Just wanted to add a few points to the post by @jakobnissen, which already contains most of what I would want to say…
People don’t decide to use C/C++ just for performance, but also for a better project scalability and elimination of many classes of bugs at compile time.
See:
C/C++ just up with Python and a bunch of other dynamic languages for bugs per commit… From that statistic, it would be pretty weird to move from e.g. Python to C/C++ to “eliminate bugs”.
Besides that paper, this matches my experience with writing in static languages and I’ve seen lots of other articles/papers confirm this (I’ve written the most horrible bugs of my career certainly in C++).
This doesn’t defeat the argument, that static languages can be nice to avoid certain categories of bugs, but there are clearly way more factors to bug free code, than having a static checker which usually comes with big trade offs…
E.g. I’d much rather have HTTP.jl written in Rust, since there are so many corner cases that can happen at runtime, which are really fatal for serving a website, that it would be worth it to deal with Rust.
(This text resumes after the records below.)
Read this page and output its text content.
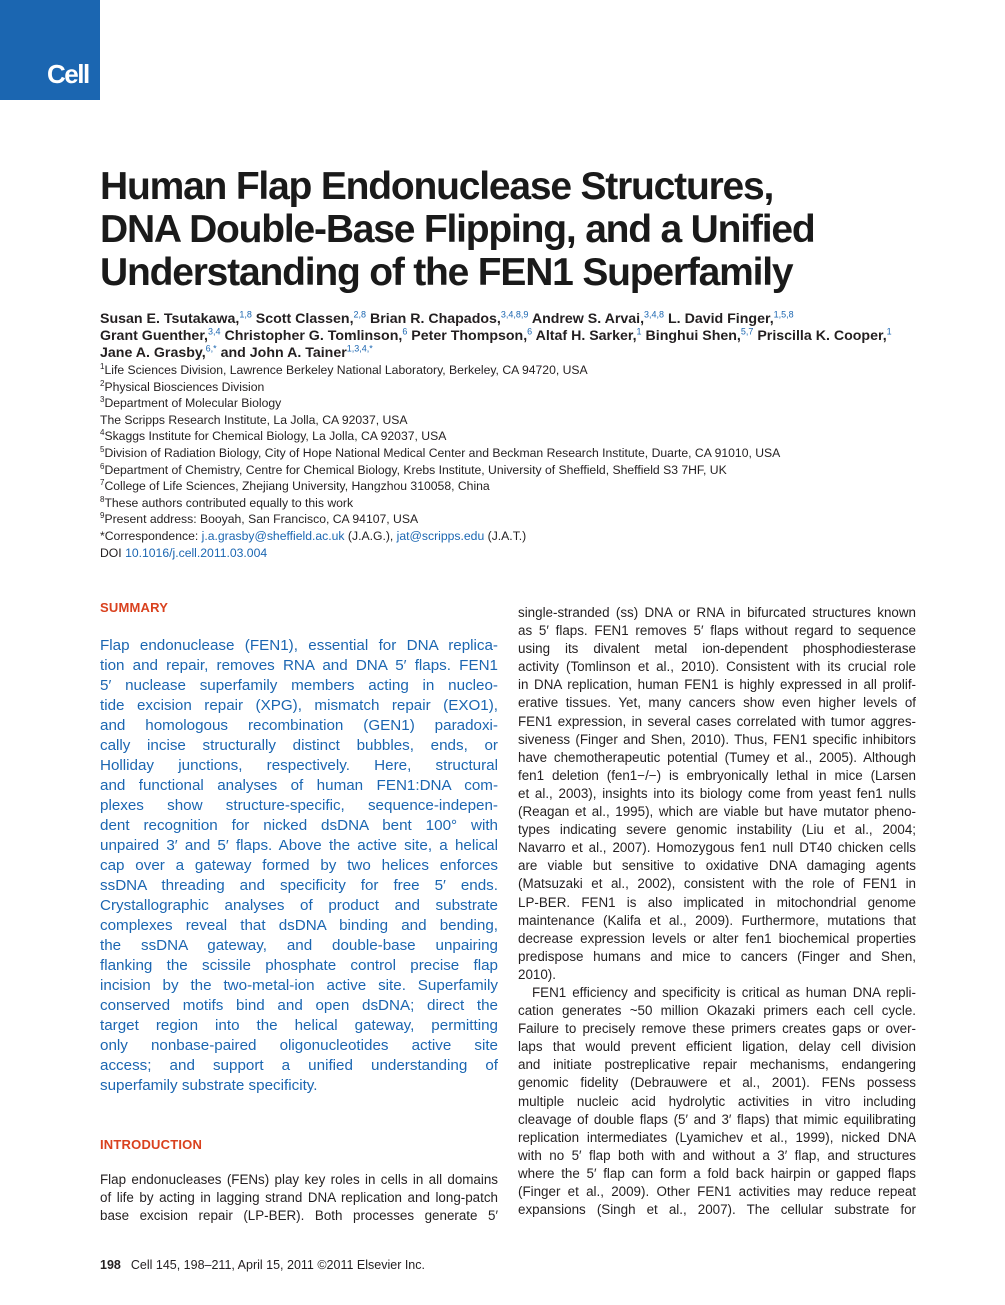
Cell
Human Flap Endonuclease Structures,
DNA Double-Base Flipping, and a Unified
Understanding of the FEN1 Superfamily
Susan E. Tsutakawa,$^{1,8}$ Scott Classen,$^{2,8}$ Brian R. Chapados,$^{3,4,8,9}$ Andrew S. Arvai,$^{3,4,8}$ L. David Finger,$^{1,5,8}$
Grant Guenther,$^{3,4}$ Christopher G. Tomlinson,$^6$ Peter Thompson,$^6$ Altaf H. Sarker,$^1$ Binghui Shen,$^{5,7}$ Priscilla K. Cooper,$^1$
Jane A. Grasby,$^{6,*}$ and John A. Tainer$^{1,3,4,*}$
$^1$Life Sciences Division, Lawrence Berkeley National Laboratory, Berkeley, CA 94720, USA
$^2$Physical Biosciences Division
$^3$Department of Molecular Biology
The Scripps Research Institute, La Jolla, CA 92037, USA
$^4$Skaggs Institute for Chemical Biology, La Jolla, CA 92037, USA
$^5$Division of Radiation Biology, City of Hope National Medical Center and Beckman Research Institute, Duarte, CA 91010, USA
$^6$Department of Chemistry, Centre for Chemical Biology, Krebs Institute, University of Sheffield, Sheffield S3 7HF, UK
$^7$College of Life Sciences, Zhejiang University, Hangzhou 310058, China
$^8$These authors contributed equally to this work
$^9$Present address: Booyah, San Francisco, CA 94107, USA
*Correspondence: j.a.grasby@sheffield.ac.uk (J.A.G.), jat@scripps.edu (J.A.T.)
DOI 10.1016/j.cell.2011.03.004
SUMMARY
Flap endonuclease (FEN1), essential for DNA replica-
tion and repair, removes RNA and DNA 5′ flaps. FEN1
5′ nuclease superfamily members acting in nucleo-
tide excision repair (XPG), mismatch repair (EXO1),
and homologous recombination (GEN1) paradoxi-
cally incise structurally distinct bubbles, ends, or
Holliday junctions, respectively. Here, structural
and functional analyses of human FEN1:DNA com-
plexes show structure-specific, sequence-indepen-
dent recognition for nicked dsDNA bent 100° with
unpaired 3′ and 5′ flaps. Above the active site, a helical
cap over a gateway formed by two helices enforces
ssDNA threading and specificity for free 5′ ends.
Crystallographic analyses of product and substrate
complexes reveal that dsDNA binding and bending,
the ssDNA gateway, and double-base unpairing
flanking the scissile phosphate control precise flap
incision by the two-metal-ion active site. Superfamily
conserved motifs bind and open dsDNA; direct the
target region into the helical gateway, permitting
only nonbase-paired oligonucleotides active site
access; and support a unified understanding of
superfamily substrate specificity.
INTRODUCTION
Flap endonucleases (FENs) play key roles in cells in all domains
of life by acting in lagging strand DNA replication and long-patch
base excision repair (LP-BER). Both processes generate 5′
single-stranded (ss) DNA or RNA in bifurcated structures known
as 5′ flaps. FEN1 removes 5′ flaps without regard to sequence
using its divalent metal ion-dependent phosphodiesterase
activity (Tomlinson et al., 2010). Consistent with its crucial role
in DNA replication, human FEN1 is highly expressed in all prolif-
erative tissues. Yet, many cancers show even higher levels of
FEN1 expression, in several cases correlated with tumor aggres-
siveness (Finger and Shen, 2010). Thus, FEN1 specific inhibitors
have chemotherapeutic potential (Tumey et al., 2005). Although
fen1 deletion (fen1−/−) is embryonically lethal in mice (Larsen
et al., 2003), insights into its biology come from yeast fen1 nulls
(Reagan et al., 1995), which are viable but have mutator pheno-
types indicating severe genomic instability (Liu et al., 2004;
Navarro et al., 2007). Homozygous fen1 null DT40 chicken cells
are viable but sensitive to oxidative DNA damaging agents
(Matsuzaki et al., 2002), consistent with the role of FEN1 in
LP-BER. FEN1 is also implicated in mitochondrial genome
maintenance (Kalifa et al., 2009). Furthermore, mutations that
decrease expression levels or alter fen1 biochemical properties
predispose humans and mice to cancers (Finger and Shen,
2010).
FEN1 efficiency and specificity is critical as human DNA repli-
cation generates ~50 million Okazaki primers each cell cycle.
Failure to precisely remove these primers creates gaps or over-
laps that would prevent efficient ligation, delay cell division
and initiate postreplicative repair mechanisms, endangering
genomic fidelity (Debrauwere et al., 2001). FENs possess
multiple nucleic acid hydrolytic activities in vitro including
cleavage of double flaps (5′ and 3′ flaps) that mimic equilibrating
replication intermediates (Lyamichev et al., 1999), nicked DNA
with no 5′ flap both with and without a 3′ flap, and structures
where the 5′ flap can form a fold back hairpin or gapped flaps
(Finger et al., 2009). Other FEN1 activities may reduce repeat
expansions (Singh et al., 2007). The cellular substrate for
198 Cell 145, 198–211, April 15, 2011 ©2011 Elsevier Inc.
But e.g. writing a package like Makie.jl is pretty impossible in Rust, and I don’t think I would profit a lot from the static checker.
As mentioned above, well optimized Julia code can get close to the performance of Rust, but it will never reach its performance.
That’s pretty much like saying electric cars are faster than combustion cars. Of course there are situations where having no GC means you end up faster, but there are also lots of problems, that are more efficiently solved by having a GC or simply have the same performance ceiling.
Also, Julia is a language that allows you to opt out the GC much better than most other GC languages, so it seems especially untrue for Julia. Back in the days, I did lots of benchmarking of Julia against C/C++, and it was almost always possible to reach the same performance as heavily optimized C code, so I’m pretty optimistic it’s the same for Rust in most situations.
On the other hand, if you want the highest performance in Julia, you have to write a
for
loop.
Julia also has no cost abstractions
as a selling point… I haven’t benchmarked Rust against Julia a lot, but I’d be surprised to see large differences between Julia’s iterators and Rusts… Maybe you run into a performance bugs in some specific implementation, or was this just an assumption without ever benchmarking it?